La voie du socialisme écologique

Éditorial, Germinal #2, mai 2021. 

 L’écologie est sur toutes les lèvres mais quand cessera-t-on enfin de se payer de mots ? Pour cela, il faudrait ne plus considérer l’écologie comme un expédient suffisant à apaiser sa conscience ou relancer une machine électorale en panne de carburant. C’est que l’écologie n’est ni un programme, ni un parti, ni une idéologie mais une question sociale.

La « question écologique » n’a pas remplacé la « question sociale » : elle la reformule et la complexifie en intégrant à la compréhension des interdépendances sociales leurs conditions environnementales. C’est un fait, matériel et évident que les évolutions des écosystèmes ainsi que la capacité des sociétés à s’y adapter, font et défont les civilisations. Les activités économiques humaines n’ont jamais été autre chose qu’un usage direct (dans le cas de l’agriculture et de l’industrie) ou indirect (dans le cas des services) de l’environnement. C’est pourquoi la durabilité de la production, de l’emploi, de la solidarité sociale et des modes de vie qui en résultent, passera par une gestion rigoureuse et optimale de leurs conditions environnementales concrètes. Rien d’utopique ou de romantique, donc : la tâche historique de la gauche, à présent, est de faire preuve, à travers des politiques publiques à la fois structurantes et efficaces, de réalisme écologique.

C’est bien sur la base de l’exploitation des ressources et des écosystèmes, en particulier d’énergies fossiles peu coûteuses, que reposent largement les équilibres sociaux que nous connaissons. Le confort matériel permis par l’accès à la société de consommation a constitué la base du compromis « fordiste » face aux conflits sociaux engendrés par le développement de sociétés industrielles. La mondialisation a prolongé cette dynamique, à la fois par la généralisation au niveau global de la société de consommation et par la recherche, dans les sociétés européennes, d’une baisse du coût de la consommation par l’ouverture internationale des marchés et les délocalisations. C’était oublier que la stabilité de ce compromis reposait avant tout sur le plein emploi dont l’industrie assurait la possibilité.

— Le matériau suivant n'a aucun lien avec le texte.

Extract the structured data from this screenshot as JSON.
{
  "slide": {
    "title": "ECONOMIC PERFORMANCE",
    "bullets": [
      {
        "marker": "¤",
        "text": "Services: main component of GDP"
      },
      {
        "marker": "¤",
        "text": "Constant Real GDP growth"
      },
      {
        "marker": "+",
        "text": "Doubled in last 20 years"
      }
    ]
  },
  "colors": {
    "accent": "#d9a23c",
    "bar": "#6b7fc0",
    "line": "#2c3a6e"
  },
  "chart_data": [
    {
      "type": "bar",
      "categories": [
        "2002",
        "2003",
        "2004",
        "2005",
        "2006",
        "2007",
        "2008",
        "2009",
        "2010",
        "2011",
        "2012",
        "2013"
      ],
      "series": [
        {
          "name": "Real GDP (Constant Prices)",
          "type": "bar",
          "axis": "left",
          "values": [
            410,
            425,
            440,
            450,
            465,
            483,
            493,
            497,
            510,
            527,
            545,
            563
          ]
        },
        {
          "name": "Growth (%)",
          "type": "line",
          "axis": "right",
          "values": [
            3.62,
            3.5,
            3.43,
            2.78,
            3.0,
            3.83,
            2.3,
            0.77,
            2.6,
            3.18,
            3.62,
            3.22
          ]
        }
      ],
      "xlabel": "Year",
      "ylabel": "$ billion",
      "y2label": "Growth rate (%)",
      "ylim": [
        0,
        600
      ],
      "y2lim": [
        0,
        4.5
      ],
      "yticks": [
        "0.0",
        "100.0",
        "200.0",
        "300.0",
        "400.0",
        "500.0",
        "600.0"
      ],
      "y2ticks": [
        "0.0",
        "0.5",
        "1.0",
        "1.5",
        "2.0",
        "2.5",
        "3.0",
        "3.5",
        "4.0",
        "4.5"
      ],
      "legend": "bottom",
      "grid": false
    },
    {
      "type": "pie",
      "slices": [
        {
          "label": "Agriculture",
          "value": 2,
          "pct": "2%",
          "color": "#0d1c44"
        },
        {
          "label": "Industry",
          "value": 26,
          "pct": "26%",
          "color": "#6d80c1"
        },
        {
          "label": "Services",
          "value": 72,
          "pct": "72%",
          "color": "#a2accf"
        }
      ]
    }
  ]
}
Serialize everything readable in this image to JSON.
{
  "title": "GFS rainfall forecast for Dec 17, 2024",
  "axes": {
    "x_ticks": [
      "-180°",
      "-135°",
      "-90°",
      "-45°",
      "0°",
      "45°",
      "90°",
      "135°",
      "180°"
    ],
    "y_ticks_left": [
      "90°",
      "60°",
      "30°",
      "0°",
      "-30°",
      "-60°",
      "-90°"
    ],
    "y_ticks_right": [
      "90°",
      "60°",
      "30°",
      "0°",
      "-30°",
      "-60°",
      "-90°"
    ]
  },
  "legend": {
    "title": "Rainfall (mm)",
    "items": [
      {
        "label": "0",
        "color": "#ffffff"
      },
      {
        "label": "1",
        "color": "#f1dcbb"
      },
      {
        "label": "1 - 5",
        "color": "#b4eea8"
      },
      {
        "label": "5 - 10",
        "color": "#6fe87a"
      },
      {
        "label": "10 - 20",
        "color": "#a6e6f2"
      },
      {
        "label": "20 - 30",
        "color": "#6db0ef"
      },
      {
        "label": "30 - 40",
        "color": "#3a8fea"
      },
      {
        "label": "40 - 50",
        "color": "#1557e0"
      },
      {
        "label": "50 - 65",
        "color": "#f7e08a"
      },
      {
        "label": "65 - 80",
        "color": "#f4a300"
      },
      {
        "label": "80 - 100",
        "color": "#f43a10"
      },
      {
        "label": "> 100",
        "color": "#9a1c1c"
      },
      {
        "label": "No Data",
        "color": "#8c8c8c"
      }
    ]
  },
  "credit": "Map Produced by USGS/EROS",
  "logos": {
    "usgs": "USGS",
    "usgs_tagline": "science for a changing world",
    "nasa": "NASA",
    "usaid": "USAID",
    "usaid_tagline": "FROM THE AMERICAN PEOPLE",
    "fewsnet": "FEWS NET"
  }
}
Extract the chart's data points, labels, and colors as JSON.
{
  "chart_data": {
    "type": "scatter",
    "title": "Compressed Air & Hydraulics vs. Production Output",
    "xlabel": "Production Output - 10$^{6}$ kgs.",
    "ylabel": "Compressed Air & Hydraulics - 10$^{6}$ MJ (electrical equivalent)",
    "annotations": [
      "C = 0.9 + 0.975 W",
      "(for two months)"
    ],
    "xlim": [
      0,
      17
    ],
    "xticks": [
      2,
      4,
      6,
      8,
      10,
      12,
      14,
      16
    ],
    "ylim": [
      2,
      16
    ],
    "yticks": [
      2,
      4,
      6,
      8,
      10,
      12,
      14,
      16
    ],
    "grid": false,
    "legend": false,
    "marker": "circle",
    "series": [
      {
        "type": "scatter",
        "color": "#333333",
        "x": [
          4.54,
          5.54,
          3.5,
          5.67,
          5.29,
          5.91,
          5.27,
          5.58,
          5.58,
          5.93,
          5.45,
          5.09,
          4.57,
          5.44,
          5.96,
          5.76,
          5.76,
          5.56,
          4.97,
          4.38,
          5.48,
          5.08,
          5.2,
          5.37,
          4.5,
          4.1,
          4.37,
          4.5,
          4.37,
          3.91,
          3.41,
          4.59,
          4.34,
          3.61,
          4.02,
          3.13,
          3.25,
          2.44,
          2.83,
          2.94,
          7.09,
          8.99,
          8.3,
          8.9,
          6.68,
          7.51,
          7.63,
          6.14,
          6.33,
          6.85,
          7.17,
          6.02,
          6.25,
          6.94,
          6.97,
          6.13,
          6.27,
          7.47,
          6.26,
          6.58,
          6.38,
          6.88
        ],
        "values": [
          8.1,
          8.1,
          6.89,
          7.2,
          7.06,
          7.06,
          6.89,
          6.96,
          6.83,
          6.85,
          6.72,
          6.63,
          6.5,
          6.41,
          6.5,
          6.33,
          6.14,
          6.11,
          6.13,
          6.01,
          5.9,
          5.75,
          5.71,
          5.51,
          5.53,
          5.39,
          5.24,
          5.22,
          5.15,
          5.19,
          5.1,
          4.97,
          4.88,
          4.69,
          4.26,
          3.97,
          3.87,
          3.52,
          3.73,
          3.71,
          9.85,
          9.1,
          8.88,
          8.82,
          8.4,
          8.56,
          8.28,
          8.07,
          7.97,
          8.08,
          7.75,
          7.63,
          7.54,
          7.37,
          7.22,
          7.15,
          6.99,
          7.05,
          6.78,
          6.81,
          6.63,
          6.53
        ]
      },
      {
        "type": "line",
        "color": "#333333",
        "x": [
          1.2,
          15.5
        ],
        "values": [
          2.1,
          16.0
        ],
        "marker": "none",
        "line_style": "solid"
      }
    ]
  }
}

Pour les nations européennes, la nécessité de la transformation écologique se pose donc dans un contexte de réelle fragilité, renforcé par la crise sanitaire et caractérisé par le chômage de masse, la désindustrialisation, l’augmentation des inégalités et l’affaiblissement de l’État social.

Dans ce contexte l’impératif écologique est souvent considéré comme une contrainte supplémentaire pour l’activité économique. Nous serions face à une entrave extérieure au fonctionnement du marché qui appellerait à ajouter à l’arbitrage entre activité économique et justice sociale, un troisième critère environnemental. Cette tendance oppose donc l’impératif environnemental à la fois aux exigences économiques et aux attentes sociales. Du point de vue de la liberté individuelle, l’écologie serait vue comme une contrainte bien souvent insupportable ; du point de vue de l’échange économique, les politiques écologiques consisteraient à faire payer le coût de l’ « externalité négative » que représente la dégradation de l’environnement, ce qui entraverait donc l’activité, réduirait la compétitivité des entreprises, aggraverait ainsi le chômage et affaiblirait encore davantage les capacités de financement de l’État social.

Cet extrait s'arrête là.